La escuela cristiana ha de educa para juzgar, es decir, para reinterpretar el mundo, para la conversión radical. No hay visión ni escucha pura, sin un tipo de discernimiento, esto es de juicio, en el sentido de conocimiento responsable, no de imposición sobre los otros (cf. Mt 7, 1-3). Juzgar significa interpretar el mundo de un modo consciente, sin dejarnos engañar por un tipo de mentira, que Gen 3 ha condensado en la serpiente del principio, que invierte y pervierte el sentido de la “manzana” del paraíso. Se trata de mirar y desear sin que nos engañen. Es educar para discernir y distinguir de manera positiva (cf. Dt 30, 15: Pongo ante ti el bien y el mal, la vida y la muerte, escoge). Se trata de situar a los niños y a los jóvenes ante la gran decisión, sabiendo que ellos deben escoger, entre el bien y el mal, entre la vida y la muerte, no sólo en particular, sino para todo el pueblo, es decir, para la humanidad.

¡Sin pan para los pobres no habrá paz para los ricos! Hay pobrezas que podrían ser resueltas, con cierta facilidad, si los hombres quisieran, así, por ejemplo, el hambre, si los hombres y mujeres quisieran, si el sistema económico cambiara; también podrían curarse ciertas enfermedades infecciones, con una medicina preventiva generalizada, y un tipo de opresión política... si todos los hombres pactaran, y cambiara el sistema.

Jesús centró su mensaje en la llegada del Reino de Dios, de un Reino que es buena nueva para los pobres y expulsados del sistema social y sanitario, religioso y político de su tiempo. De una forma lógica, sus discípulos, sobre todo los de tendencia helenista, interpretaron su vida y mensaje como evangelio, buena nueva de Dios para los pobres, tal como indican, de un modo especial, Pablo (cf. Gal 1, 6-11; Rom 1, 15-17) y Marcos (cf. Mc 1, 14-15; 13, 10; 14, 9).

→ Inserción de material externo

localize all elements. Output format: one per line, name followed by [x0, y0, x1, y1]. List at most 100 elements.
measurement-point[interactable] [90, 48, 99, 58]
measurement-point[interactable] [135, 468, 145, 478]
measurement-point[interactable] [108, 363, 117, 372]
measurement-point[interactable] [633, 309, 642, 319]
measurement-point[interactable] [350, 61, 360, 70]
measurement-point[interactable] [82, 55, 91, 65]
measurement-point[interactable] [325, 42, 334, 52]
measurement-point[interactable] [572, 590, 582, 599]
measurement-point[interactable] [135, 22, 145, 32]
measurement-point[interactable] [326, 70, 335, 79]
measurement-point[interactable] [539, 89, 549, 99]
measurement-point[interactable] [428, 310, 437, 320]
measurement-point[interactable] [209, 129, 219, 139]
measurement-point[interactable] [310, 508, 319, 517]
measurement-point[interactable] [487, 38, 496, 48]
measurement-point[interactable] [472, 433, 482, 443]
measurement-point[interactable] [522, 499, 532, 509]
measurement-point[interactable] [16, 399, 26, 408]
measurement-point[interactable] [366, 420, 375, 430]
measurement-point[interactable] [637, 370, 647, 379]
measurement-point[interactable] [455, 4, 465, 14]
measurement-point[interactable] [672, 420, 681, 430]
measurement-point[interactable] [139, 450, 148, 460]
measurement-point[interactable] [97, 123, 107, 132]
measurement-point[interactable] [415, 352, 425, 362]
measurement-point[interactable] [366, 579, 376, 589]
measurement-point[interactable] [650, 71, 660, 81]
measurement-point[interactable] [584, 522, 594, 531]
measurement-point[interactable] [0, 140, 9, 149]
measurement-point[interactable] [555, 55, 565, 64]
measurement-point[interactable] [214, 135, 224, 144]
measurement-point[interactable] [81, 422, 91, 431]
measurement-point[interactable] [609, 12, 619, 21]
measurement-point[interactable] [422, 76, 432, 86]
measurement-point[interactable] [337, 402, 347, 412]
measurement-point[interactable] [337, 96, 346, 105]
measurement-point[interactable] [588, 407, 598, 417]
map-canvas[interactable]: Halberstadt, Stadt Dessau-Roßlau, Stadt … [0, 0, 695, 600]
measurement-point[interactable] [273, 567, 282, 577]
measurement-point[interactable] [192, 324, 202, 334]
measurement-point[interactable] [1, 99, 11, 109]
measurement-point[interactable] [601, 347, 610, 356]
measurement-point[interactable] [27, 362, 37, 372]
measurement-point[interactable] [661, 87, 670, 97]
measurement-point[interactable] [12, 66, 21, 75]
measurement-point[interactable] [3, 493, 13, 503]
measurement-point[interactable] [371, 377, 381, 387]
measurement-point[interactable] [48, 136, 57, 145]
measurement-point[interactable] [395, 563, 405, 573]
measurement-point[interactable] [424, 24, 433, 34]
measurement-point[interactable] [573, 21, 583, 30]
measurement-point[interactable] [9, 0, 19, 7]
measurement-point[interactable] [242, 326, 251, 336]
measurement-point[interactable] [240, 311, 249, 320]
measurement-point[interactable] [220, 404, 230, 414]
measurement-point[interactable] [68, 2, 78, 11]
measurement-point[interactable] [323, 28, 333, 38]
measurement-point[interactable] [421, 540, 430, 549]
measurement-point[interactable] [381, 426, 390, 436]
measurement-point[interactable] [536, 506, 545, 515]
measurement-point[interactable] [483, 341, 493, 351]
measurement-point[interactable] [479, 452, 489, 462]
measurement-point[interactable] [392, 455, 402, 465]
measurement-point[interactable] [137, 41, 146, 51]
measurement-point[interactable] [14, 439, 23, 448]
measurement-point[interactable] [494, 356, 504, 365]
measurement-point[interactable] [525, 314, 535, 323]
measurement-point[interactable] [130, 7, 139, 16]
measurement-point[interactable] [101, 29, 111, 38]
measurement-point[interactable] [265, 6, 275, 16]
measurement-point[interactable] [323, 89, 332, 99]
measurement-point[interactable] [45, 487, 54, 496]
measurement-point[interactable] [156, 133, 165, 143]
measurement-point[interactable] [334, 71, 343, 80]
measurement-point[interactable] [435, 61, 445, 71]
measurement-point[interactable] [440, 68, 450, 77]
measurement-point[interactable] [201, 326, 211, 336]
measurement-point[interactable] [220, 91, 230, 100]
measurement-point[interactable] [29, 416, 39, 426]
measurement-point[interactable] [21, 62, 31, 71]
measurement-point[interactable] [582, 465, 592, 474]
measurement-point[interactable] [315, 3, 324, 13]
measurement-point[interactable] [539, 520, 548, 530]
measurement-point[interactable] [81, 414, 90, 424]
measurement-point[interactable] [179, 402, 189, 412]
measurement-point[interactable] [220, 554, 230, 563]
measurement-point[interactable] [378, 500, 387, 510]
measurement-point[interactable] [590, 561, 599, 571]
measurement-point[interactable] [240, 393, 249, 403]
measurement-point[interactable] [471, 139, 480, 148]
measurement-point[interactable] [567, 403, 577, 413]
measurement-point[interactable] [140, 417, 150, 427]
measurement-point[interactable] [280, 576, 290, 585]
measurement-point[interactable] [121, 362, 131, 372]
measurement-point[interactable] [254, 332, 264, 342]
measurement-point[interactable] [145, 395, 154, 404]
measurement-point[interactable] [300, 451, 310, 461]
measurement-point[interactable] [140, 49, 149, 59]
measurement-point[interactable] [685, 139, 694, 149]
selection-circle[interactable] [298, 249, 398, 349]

Los grandes de este mundo han convertido su poder en instrumento de opresión, de orgullo antidivino, de mentira. Por eso, la venida de Dios cambia las cosas: Asciende a los pequeños-oprimidos y, partiendo de ellos, crea sobre el mundo un tipo de humanidad reconciliada. Ésta es la palabra del amor que invierte las condiciones sociales, el anuncio de un poder de gracia que se expresa a través de la trasformación radical, de tipo ético, sin necesidad de tomar los resortes del Estado, desde la misma raíz de la existencia humana.